Fashion retailer Ted Baker (TED) rallied 8.4% to 76.5p as new chief executive Rachel Osborne flagged early progress under her revamped strategy and highlighted a ‘resilient’ performance over the 11 weeks to 18 July.

Though group sales slumped 55% amid pandemic-driven store closures, a 79% slump in retail store revenue was partially offset by 34% growth in online sales and net cash of £56.7 million as of 11 July was ahead of management expectations.

Coral and Ladbrokes owner GVC (GVC) cheapened 8.4% to 799.2p after it revealed that HMRC is widening the scope of an investigation into the betting behemoth’s former Turkish facing online gambling business and is now probing ‘potential corporate offending’ by ‘an entity (or entities) within the GVC group which HMRC has not yet identified’.

Broadband operator TalkTalk Telecom (TALK) softened 3.2% to 77p on news of a 7.5% drop in revenue for the first quarter, although the company also upgraded full year earnings guidance after trading recovered from the impact of the lockdown in June and July.

Book publisher Bloomsbury Publishing (BMY) jumped 10.7% to 221.5p after its revenue climbed 18% in the first four months of its financial year, beating its expectations, as folks kept reading during lockdown.

Defence contractor TP (TPG:AIM) ticked up 3.5% to 7.45p on the news subsidiary Sapienza Consulting has secured additional orders from the European Space Agency, worth more than €9 million.

RPS (RPS) reversed 3.5% to 51.25p as the professional services firm posted a drop in second quarter revenue.
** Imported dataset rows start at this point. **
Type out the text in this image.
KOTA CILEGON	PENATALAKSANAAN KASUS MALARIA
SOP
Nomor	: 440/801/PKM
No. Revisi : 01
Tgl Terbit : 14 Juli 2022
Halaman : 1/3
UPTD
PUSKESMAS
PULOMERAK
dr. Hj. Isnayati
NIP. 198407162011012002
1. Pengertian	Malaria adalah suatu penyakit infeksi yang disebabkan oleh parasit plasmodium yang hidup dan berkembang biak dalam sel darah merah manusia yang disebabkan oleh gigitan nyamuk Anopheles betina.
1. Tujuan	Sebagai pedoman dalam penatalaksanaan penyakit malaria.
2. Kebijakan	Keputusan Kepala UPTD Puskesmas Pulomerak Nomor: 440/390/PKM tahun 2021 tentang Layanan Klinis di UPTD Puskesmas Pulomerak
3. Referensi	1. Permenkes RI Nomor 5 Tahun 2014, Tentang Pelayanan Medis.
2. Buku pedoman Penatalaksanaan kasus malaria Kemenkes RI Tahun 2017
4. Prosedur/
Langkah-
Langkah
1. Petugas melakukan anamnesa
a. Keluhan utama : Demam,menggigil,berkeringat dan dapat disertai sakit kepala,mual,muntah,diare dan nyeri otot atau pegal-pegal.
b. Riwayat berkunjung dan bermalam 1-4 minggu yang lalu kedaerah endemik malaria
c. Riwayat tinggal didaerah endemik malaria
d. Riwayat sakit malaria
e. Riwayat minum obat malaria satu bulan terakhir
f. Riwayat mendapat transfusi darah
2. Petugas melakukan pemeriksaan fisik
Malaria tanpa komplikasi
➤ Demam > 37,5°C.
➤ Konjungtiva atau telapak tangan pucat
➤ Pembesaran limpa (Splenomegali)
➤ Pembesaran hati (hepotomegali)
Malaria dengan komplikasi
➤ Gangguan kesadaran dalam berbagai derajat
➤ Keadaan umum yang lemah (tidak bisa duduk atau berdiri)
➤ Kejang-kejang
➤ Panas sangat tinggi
However, the company insisted its healthy exposure to government or quasi-government organisations is ‘providing some resilience’ to the impact of COVID-19 and appeared confident of returning to sustainable growth in 2021.

Ergomed (ERGO:AIM), which provides specialist services to the pharmaceutical industry, advanced 10% to 595p after it reported 14.8% first-half sales growth and promised that full-year earnings before interest, taxation, depreciation and amortisation will be ‘materially ahead’ of market expectations.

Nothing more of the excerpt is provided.